Evangelists and Koolaid
By Adrian Sutton
A fair while back I commented on a job opening at Microsoft, noting that my blog would probably work against me in that particular case due to it being so critical of Microsoft. Robert Scoble noted that Microsoft don’t want to hire evangelists that just drink the company Kool-aid and have no credibility. He’s right of course but slightly missed my original reasoning. It’s not so much that I’ve made some negative comments about Microsoft – more that I pretty much have never said anything positive about Microsoft on my blog. I was supportive in my “Missing The Point” entry about Microsoft’s new interoperability initiative and did defend beta releases which were relevant to Microsoft at the time, but that’s about it.

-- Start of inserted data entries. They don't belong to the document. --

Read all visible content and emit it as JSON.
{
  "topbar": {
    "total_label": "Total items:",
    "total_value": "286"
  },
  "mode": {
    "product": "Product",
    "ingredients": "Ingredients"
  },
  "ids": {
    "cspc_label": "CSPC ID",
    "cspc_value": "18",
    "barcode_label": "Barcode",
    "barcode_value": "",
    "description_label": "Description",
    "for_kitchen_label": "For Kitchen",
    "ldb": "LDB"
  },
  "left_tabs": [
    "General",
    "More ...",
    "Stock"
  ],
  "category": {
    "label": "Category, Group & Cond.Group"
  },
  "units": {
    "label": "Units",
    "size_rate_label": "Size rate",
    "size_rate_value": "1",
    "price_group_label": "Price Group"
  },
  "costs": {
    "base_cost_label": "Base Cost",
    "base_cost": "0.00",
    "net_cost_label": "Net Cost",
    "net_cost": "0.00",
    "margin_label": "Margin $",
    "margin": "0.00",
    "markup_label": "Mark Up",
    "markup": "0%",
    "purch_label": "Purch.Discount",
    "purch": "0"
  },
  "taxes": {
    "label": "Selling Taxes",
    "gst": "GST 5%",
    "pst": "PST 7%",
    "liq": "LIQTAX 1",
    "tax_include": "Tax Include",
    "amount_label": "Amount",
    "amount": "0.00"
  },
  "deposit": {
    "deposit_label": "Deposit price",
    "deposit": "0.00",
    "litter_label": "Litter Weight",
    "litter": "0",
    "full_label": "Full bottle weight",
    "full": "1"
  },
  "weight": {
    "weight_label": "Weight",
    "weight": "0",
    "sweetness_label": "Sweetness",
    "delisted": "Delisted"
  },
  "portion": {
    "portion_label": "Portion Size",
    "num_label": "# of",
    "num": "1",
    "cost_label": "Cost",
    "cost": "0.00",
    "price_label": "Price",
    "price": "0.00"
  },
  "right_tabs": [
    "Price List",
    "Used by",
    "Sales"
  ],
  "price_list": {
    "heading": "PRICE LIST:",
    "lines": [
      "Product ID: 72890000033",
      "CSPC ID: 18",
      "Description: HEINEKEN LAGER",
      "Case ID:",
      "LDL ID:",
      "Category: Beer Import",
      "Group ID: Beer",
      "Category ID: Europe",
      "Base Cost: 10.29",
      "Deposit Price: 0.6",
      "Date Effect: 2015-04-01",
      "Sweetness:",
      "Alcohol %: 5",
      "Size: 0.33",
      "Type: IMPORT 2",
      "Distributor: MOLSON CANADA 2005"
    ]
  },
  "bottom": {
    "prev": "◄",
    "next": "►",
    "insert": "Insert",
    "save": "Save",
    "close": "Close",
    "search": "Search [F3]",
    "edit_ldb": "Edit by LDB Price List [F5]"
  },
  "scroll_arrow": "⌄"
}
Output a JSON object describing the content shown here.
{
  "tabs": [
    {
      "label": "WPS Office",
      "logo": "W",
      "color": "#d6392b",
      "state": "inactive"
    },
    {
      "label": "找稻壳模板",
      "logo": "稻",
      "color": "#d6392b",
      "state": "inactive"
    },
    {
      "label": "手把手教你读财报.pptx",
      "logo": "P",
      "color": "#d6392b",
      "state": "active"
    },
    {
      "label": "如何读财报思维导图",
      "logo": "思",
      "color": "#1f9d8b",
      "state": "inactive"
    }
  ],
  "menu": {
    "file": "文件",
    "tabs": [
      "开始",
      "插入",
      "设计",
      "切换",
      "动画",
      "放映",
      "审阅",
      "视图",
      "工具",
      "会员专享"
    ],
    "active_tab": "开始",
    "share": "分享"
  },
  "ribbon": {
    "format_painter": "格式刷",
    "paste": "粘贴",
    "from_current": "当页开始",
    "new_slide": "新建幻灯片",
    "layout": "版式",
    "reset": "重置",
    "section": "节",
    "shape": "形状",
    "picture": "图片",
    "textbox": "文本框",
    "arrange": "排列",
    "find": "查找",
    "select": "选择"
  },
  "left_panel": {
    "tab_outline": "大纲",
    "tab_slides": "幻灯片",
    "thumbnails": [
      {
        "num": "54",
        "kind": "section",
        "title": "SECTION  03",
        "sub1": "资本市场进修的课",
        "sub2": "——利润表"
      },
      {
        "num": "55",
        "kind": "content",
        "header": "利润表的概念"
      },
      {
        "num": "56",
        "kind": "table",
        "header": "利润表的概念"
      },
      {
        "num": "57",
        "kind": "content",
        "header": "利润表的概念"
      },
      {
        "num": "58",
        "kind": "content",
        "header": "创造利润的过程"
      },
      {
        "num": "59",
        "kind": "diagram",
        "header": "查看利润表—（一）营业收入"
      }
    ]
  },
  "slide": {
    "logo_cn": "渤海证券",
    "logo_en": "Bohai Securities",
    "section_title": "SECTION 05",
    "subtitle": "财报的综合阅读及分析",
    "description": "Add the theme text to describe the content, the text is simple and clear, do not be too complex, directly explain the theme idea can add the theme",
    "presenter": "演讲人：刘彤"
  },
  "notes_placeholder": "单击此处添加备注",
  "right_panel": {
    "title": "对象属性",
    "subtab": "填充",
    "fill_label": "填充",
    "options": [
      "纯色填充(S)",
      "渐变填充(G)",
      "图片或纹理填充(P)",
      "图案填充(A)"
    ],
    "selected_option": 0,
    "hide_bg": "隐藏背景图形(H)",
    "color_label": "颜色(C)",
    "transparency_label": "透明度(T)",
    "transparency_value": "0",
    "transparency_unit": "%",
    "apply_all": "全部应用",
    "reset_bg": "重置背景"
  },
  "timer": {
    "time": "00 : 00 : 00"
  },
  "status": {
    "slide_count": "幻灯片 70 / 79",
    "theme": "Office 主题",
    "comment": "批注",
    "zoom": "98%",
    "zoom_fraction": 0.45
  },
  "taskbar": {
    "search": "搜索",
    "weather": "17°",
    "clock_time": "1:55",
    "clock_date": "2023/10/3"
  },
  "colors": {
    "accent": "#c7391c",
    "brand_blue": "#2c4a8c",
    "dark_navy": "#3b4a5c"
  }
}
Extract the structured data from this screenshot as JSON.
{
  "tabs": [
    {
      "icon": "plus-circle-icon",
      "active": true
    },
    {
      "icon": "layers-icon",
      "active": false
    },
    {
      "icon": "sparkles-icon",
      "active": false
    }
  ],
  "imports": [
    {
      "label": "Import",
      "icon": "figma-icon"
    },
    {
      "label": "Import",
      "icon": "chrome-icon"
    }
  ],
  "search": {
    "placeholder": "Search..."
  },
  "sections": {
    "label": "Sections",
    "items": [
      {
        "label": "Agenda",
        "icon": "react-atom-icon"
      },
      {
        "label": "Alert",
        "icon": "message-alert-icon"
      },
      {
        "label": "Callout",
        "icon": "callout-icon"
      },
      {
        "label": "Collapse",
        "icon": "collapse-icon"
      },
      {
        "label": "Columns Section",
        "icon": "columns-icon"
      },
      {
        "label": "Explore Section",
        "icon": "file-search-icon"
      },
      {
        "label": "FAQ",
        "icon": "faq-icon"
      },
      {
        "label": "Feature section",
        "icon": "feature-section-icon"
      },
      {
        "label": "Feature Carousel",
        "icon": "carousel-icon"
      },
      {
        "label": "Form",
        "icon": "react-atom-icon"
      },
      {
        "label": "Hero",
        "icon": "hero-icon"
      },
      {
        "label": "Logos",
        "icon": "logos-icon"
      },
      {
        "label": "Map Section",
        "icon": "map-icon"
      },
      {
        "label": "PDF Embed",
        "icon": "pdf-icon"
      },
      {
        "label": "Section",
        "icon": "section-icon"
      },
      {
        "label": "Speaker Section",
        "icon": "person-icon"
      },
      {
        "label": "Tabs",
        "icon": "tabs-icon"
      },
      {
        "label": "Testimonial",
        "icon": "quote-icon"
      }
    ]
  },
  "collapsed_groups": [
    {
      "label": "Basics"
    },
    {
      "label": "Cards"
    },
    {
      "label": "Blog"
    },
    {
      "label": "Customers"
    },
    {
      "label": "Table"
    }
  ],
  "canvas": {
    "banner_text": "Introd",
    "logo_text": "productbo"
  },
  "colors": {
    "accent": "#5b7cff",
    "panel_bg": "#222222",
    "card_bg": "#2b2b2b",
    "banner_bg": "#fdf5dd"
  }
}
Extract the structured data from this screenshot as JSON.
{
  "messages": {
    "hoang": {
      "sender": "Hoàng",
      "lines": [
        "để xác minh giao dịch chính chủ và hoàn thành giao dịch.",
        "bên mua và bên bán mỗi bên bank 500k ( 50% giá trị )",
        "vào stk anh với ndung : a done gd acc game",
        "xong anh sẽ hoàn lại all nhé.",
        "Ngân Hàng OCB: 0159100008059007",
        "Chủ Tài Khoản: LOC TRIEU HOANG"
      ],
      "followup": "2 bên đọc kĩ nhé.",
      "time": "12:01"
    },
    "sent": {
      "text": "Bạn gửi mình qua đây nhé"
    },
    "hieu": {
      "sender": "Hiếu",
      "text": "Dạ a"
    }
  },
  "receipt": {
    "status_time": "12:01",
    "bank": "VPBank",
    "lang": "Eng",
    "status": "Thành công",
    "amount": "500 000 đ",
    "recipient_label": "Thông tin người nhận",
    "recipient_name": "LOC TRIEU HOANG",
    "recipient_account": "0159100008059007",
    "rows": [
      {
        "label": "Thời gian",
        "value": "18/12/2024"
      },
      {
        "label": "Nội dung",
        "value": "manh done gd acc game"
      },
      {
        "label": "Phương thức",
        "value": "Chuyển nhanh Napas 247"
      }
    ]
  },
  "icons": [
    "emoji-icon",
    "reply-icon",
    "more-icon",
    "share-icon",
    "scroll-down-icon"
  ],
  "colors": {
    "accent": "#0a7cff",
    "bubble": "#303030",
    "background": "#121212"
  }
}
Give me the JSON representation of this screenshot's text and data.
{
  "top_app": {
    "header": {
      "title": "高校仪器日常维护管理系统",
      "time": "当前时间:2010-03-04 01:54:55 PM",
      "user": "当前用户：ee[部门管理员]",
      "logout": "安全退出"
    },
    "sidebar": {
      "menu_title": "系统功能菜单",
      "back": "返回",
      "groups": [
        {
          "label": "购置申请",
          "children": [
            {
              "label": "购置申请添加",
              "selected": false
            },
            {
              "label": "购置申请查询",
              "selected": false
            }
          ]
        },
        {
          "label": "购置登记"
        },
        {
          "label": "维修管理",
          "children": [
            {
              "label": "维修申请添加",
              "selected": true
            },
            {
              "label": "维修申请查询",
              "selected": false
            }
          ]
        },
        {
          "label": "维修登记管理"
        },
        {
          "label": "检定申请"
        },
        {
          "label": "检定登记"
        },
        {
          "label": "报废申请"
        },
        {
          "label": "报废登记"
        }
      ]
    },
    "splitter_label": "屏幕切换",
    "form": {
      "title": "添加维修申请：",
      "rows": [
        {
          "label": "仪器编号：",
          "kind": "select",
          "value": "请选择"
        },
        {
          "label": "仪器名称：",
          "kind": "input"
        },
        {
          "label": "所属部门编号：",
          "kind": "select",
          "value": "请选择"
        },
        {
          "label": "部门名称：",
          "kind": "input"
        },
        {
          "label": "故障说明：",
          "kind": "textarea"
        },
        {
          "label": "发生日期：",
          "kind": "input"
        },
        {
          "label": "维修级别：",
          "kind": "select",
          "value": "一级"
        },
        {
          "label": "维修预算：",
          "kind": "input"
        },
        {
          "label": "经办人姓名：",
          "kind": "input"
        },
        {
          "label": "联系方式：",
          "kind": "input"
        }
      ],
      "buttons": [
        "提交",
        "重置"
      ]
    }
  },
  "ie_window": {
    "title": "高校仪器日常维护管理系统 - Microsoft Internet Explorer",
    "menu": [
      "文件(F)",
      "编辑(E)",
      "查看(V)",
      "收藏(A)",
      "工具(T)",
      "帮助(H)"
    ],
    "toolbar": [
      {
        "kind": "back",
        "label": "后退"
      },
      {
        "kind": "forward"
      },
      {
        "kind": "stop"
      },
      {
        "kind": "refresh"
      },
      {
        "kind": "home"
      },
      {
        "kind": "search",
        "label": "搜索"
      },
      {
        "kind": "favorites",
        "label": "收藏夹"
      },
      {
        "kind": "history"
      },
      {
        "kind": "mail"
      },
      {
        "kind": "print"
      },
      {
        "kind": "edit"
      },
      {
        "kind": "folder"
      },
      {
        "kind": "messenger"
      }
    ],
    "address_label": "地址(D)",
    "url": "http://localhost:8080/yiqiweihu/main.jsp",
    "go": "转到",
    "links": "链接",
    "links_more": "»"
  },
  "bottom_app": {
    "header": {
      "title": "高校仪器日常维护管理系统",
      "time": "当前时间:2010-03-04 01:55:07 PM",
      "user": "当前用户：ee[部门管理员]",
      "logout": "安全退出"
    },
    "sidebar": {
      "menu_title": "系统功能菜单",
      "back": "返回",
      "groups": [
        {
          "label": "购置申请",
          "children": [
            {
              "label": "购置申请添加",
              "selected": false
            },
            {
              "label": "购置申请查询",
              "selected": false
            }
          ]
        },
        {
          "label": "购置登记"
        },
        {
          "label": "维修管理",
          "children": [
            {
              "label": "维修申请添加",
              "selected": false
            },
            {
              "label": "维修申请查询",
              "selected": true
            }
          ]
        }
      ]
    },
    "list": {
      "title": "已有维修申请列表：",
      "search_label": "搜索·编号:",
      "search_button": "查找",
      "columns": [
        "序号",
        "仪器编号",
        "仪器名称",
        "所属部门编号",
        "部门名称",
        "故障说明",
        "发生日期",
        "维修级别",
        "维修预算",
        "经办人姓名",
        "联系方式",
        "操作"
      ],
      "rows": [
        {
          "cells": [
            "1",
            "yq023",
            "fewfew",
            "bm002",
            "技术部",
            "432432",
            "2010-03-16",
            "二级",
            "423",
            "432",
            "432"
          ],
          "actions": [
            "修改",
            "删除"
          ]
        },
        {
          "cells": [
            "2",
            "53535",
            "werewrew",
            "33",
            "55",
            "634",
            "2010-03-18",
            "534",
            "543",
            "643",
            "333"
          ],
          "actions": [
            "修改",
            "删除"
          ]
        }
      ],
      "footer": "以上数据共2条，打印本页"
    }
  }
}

See for yourself.
Not that I intend to be anti-microsoft, I don’t play around with new Microsoft technology all that often (and my experiments with the latest SQL Server betas were less than successful – though that’s probably just my lack of knowledge). I’ve taken to watching Microsoft more lately – that’s why I subscribed to Robert Scoble’s blog in the first place and I’m slowly building the list of Microsoft related news sources I scan for information. Still, I’m not seeing anything that particularly excites me. Much of that is because Microsoft has made such a mess of the Longhorn release – an event that just happens to be unfolding over the time period that I’ve been watching closely. I’m sure Longhorn will be a great release for any number of reasons, but at the moment the public perception that I’m getting at least is of a child lost in the woods. I’m sure they’ve got plenty of smart people to straighten that out though.
I’m a developer so .Net should be of interest to me, but I just don’t see anything hugely beneficial in it (.Net and Java are happily pinching ideas from each other so they remain roughly on par and Java is significantly more popular at the moment, plus I already know it well). Worse than that though, Visual Studio.Net has proven to be the single most infuriating experience I’ve ever had with technology. Sure I didn’t know what I was doing but I’ve been more clueless about many other things and not been driven that insane by them.
I’m just not passionate about Microsoft technologies at the moment and that would make me a bad evangelist. The comments I’ve made on my blog just reflect that. Having said that, if someone wants to buy me a tablet PC, at the very least I’ll be excited about the money I’ll make hocking it on eBay…
(Okay, that was a little cheeky…)
PS: The delay in revisiting this topic was caused by NetNewsWire enforcing a boycott of Scoble’s blog – for some reason it just stopped downloading updates and I didn’t notice. How do you not notice half a million entries a day going missing?